Imagine 2050 Staff • Dec 18, 2011

Originally posted by NPR on December 15, 2011.

Sheriff Joe Arpaio has a national reputation for being tough on crime, but now the Arizona lawman is in the spotlight for a different reason.

On Thursday, the Department of Justice released the results of a three-year investigation in which authorities conclude that Arpaio and his deputies are the ones who have been breaking the law.

According to investigators, Arpaio’s office was found to routinely discriminate against Latinos and retaliate against its critics, in violation of both the Constitution and the Civil Rights Act. Thomas Perez, assistant attorney general for the DOJ’s Civil Rights Division, says his investigation also uncovered widespread racial profiling.

“Our expert found that Latino drivers were four to nine times more likely to be stopped than similarly situated non-Latino drivers,” Perez says, adding that they were often stopped for no good cause. “This expert concluded that this case involved the most egregious racial profiling in the United States that he had ever personally observed in the course of his work.”
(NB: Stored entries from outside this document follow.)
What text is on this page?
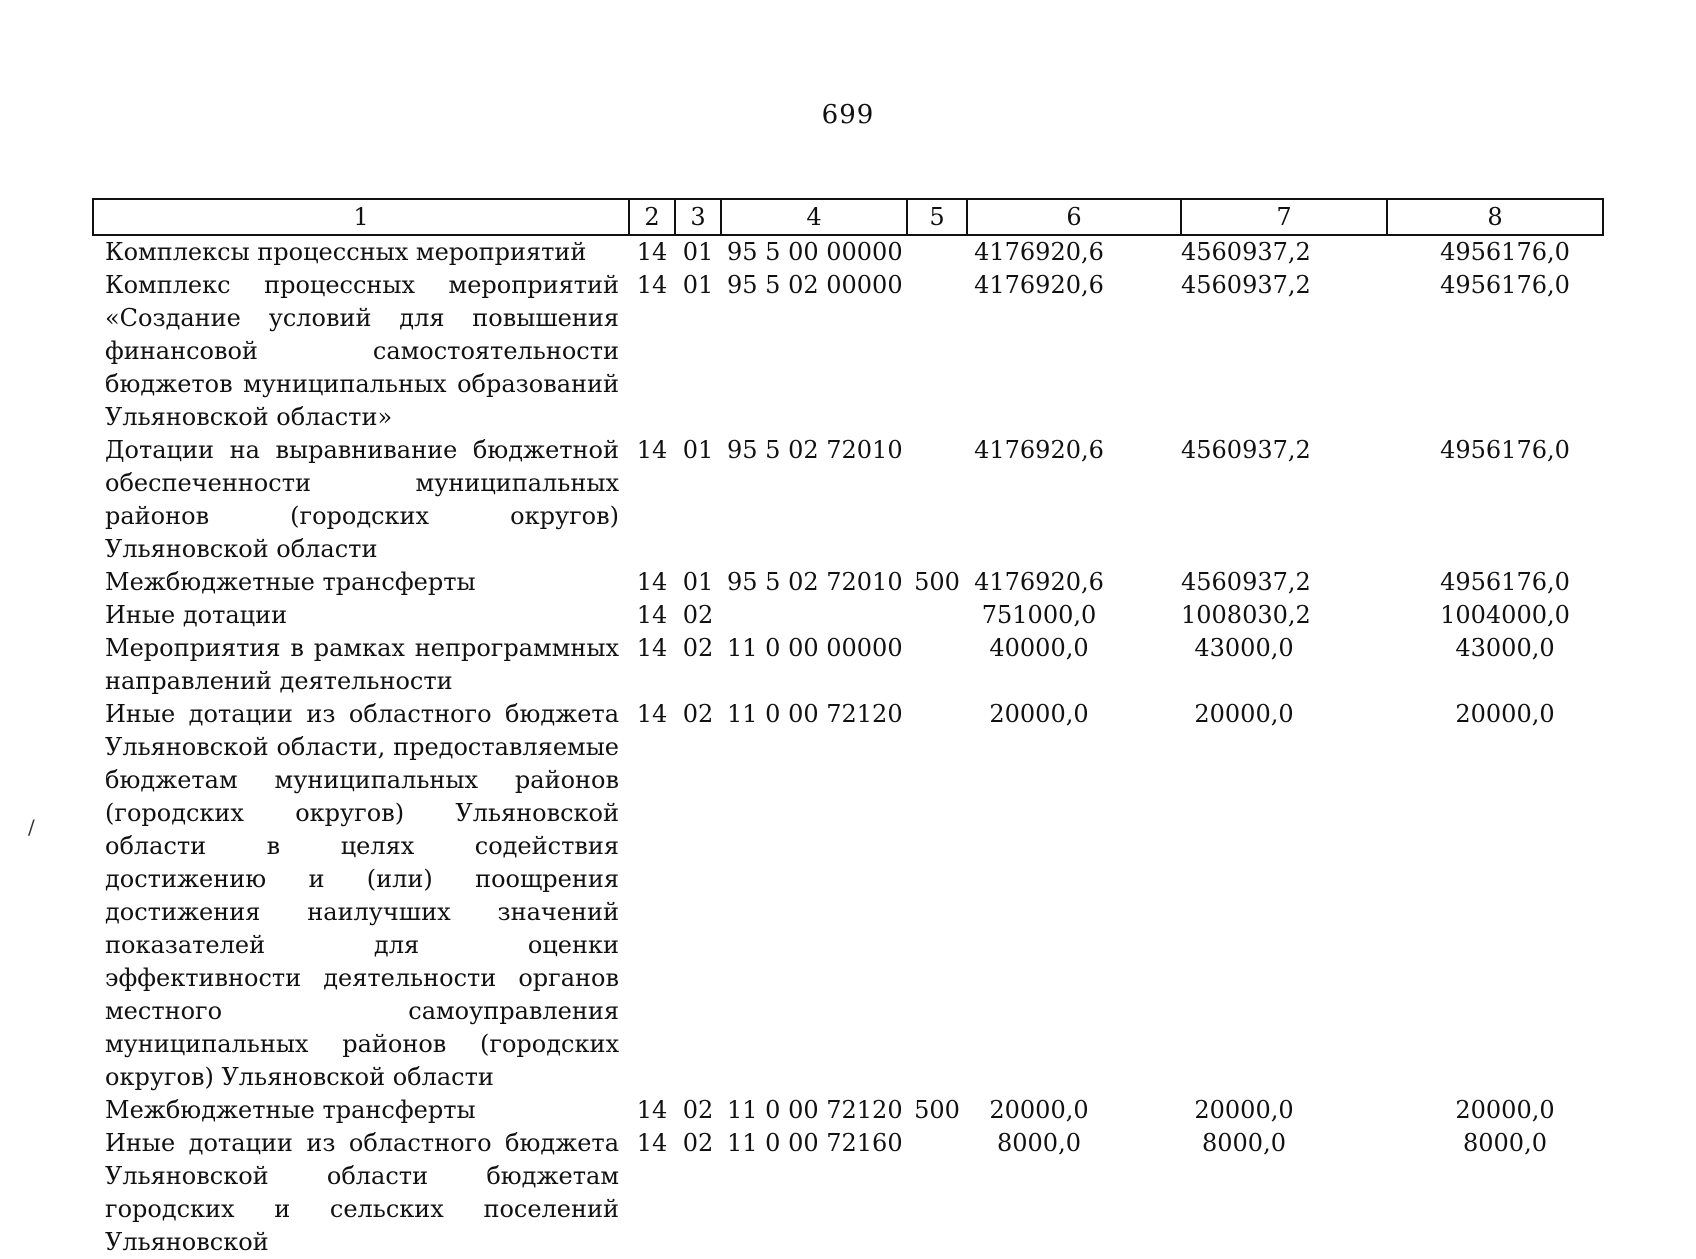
699
1	2	3	4	5	6	7	8
Комплексы процессных мероприятий	14	01	95 5 00 00000		4176920,6	4560937,2	4956176,0
Комплекс процессных мероприятий «Создание условий для повышения финансовой самостоятельности бюджетов муниципальных образований Ульяновской области»	14	01	95 5 02 00000		4176920,6	4560937,2	4956176,0
Дотации на выравнивание бюджетной обеспеченности муниципальных районов (городских округов) Ульяновской области	14	01	95 5 02 72010		4176920,6	4560937,2	4956176,0
Межбюджетные трансферты	14	01	95 5 02 72010	500	4176920,6	4560937,2	4956176,0
Иные дотации	14	02			751000,0	1008030,2	1004000,0
Мероприятия в рамках непрограммных направлений деятельности	14	02	11 0 00 00000		40000,0	43000,0	43000,0
Иные дотации из областного бюджета Ульяновской области, предоставляемые бюджетам муниципальных районов (городских округов) Ульяновской области в целях содействия достижению и (или) поощрения достижения наилучших значений показателей для оценки эффективности деятельности органов местного самоуправления муниципальных районов (городских округов) Ульяновской области	14	02	11 0 00 72120		20000,0	20000,0	20000,0
Межбюджетные трансферты	14	02	11 0 00 72120	500	20000,0	20000,0	20000,0
Иные дотации из областного бюджета Ульяновской области бюджетам городских и сельских поселений Ульяновской	14	02	11 0 00 72160		8000,0	8000,0	8000,0
/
Federal investigators made two more critical findings regarding the Maricopa County sheriff’s office. The first is an illegal pattern of retaliation that they say comes straight from the top of the department.

“People opposed to the department’s policies were frequently arrested and jailed for no reason or forced to defend against specious civil complaints or other baseless charges,” Perez says.

Those retaliated against include local government officials, attorneys who raised the specter of discrimination by the sheriff and even some reporters in the community.

The second critical finding is that of detention officers punishing Latino inmates with limited English skills for failing to respond to commands in English, refusing to accept grievance complaints written in Spanish and forcing inmates to sign English-language forms that could waive their constitutional rights without offering translation help.